Она подала им завтрак на корме, пичкая Юного Грифа лепёшками и лупя Утку ложкой по пальцам каждый раз, когда тот пытался ухватить себе бекона сверх положенного. Тирион разделил стенки двух лепёшек, заложил в середину бекон и отнес одну Яндри, стоявшему у руля. После он помог Утке поднять большой треугольный парус «Скромницы». Яндри вывел судно на середину реки, где течение было сильнее. «Скромница» была отличным судном: осадка у неё была такая маленькая, что она могла легко пройти даже по самым мелким протокам и преодолеть отмели, которые бы заставили завязнуть большие суда, а с поднятым парусом, идя по течению – развить превосходную скорость. На верхнем Ройне, как уверял Яндри, скорость была вопросом жизни и смерти.
– Выше Горестей уже тысячу лет царит беззаконие.
– И людей тут нет, насколько я вижу, – Тирион углядел на берегу какие-то руины: остатки каменной кладки, заросшие лозами, мхом и цветами, но больше никаких признаков человеческого жилья.
– Ты не знаешь реки, Йолло. Пиратские корабли могут шастать по любым протокам, а в руинах часто прячутся беглые рабы. Охотники за рабами редко забираются так далеко на север.
– Лучше уж охотники за рабами, чем одни сплошные черепахи, – Тирион не был беглым рабом и не боялся, что его схватят. Да и пираты едва ли стали бы нападать на судно, идущее вниз по течению: всё ценное добро везли вверх по реке, из Волантиса.
Когда с беконом было покончено, Утка похлопал Юного Грифа по плечу.
– Время обзавестись парой синяков. Сегодня, пожалуй, мечи.

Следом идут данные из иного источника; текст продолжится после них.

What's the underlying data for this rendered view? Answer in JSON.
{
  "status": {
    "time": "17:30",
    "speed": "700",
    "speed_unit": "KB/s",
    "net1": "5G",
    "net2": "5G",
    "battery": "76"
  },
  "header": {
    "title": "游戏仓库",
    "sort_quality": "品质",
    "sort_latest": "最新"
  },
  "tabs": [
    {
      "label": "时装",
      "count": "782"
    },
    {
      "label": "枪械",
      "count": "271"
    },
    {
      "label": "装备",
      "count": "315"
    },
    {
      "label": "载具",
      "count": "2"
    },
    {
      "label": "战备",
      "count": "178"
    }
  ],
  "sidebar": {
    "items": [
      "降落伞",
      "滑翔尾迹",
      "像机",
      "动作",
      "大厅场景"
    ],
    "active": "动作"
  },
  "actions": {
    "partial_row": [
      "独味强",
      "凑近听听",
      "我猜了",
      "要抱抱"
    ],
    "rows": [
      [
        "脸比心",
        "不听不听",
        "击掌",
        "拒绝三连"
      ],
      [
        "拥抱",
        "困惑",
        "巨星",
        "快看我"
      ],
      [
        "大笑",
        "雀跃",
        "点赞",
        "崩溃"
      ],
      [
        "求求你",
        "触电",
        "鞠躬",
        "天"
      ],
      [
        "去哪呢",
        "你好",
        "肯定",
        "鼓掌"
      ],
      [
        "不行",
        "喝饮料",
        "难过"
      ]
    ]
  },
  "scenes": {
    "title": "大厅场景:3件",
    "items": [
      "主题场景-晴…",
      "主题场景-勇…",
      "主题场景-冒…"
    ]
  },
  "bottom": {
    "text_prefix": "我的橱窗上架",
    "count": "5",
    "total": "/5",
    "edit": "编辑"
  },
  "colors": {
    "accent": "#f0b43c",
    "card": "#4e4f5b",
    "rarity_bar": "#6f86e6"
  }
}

– Мечи? – Юный Гриф ухмыльнулся: – Мечи – это хорошо.
Тирион помог ему одеться для поединка – в плотные бриджи, стёганый дублет и стальной нагрудник, помятый и старый. Сир Ролли натянул на себя рубаху из вываренной кожи и кольчугу. Оба надели на головы шлемы и выбрали из груды оружия в сундуке затупленные мечи. Противники перешли на корму и встали наизготовку. Вся остальная компания собралась наблюдать за тренировочным боем.
Если бы эти двое сражались на булавах или затупленных секирах, более рослый и сильный сир Ролли быстро одолел бы противника; с мечами их шансы несколько выравнивались. Ни тот, ни другой в это утро не взял щита, так что бой сводился к парированию ударов, и кружению взад и вперёд по палубе. Над рекой разносился лязг мечей. Юный Гриф бил чаще, зато удары Утку были сильнее. Спустя какое-то время верзила начал уставать: взмахи его меча стали чуть слабее, чуть ниже. Юный Гриф парировал их все и сам ринулся в яростную атаку, заставившую сира Ролли отступить. Когда они достигли края кормы, юноша скрестил свой меч с мечом Утку и врезался плечом в грудь противнику, так что верзила сверзился в реку.
Он вынырнул из воды, фыркая, изрыгая ругательства и громко требуя выловить его, пока какой-нибудь «костегрыз не откусил ему причиндалы». Тирион бросил ему конец.
– Я думал, утки плавают получше, – заметил он, вместе с Яндри вытаскивая рыцаря на борт «Скромницы».
Сир Ролли схватил Тириона за шиворот.
– Посмотрим, как плавают карлики, – рявкнул он и швырнул Тириона в Ройн головой вперёд.
Хорошо смеётся тот, кто смеется последним – Тирион сносно мог грести руками и греб... пока ему не свело судорогой ноги. Юный Гриф протянул ему шест.
– Ты не первый, кто вздумал меня утопить, – сказал Тирион Утке, выливая речную воду из башмака. – В день, когда я родился, отец бросил меня в колодец, но я был так страшен, что жившая там русалка выкинула меня обратно.
Он стянул второй башмак, затем прошёлся колесом по палубе, обрызгав всю компанию.
Юный Гриф захохотал:
– Где ты этому выучился?
– У скоморохов, – соврал Тирион. – Моя мать любила меня больше всех других детей, потому что я был таким маленьким, и не отнимала от груди, пока мне не исполнилось семь. Братья приревновали, запихнули меня в мешок и продали в скомороший балаган. Когда я попытался сбежать, хозяин балагана отрезал мне полноса, так что у меня не оставалось выбора, кроме как ездить с ними и учиться развлекать людей.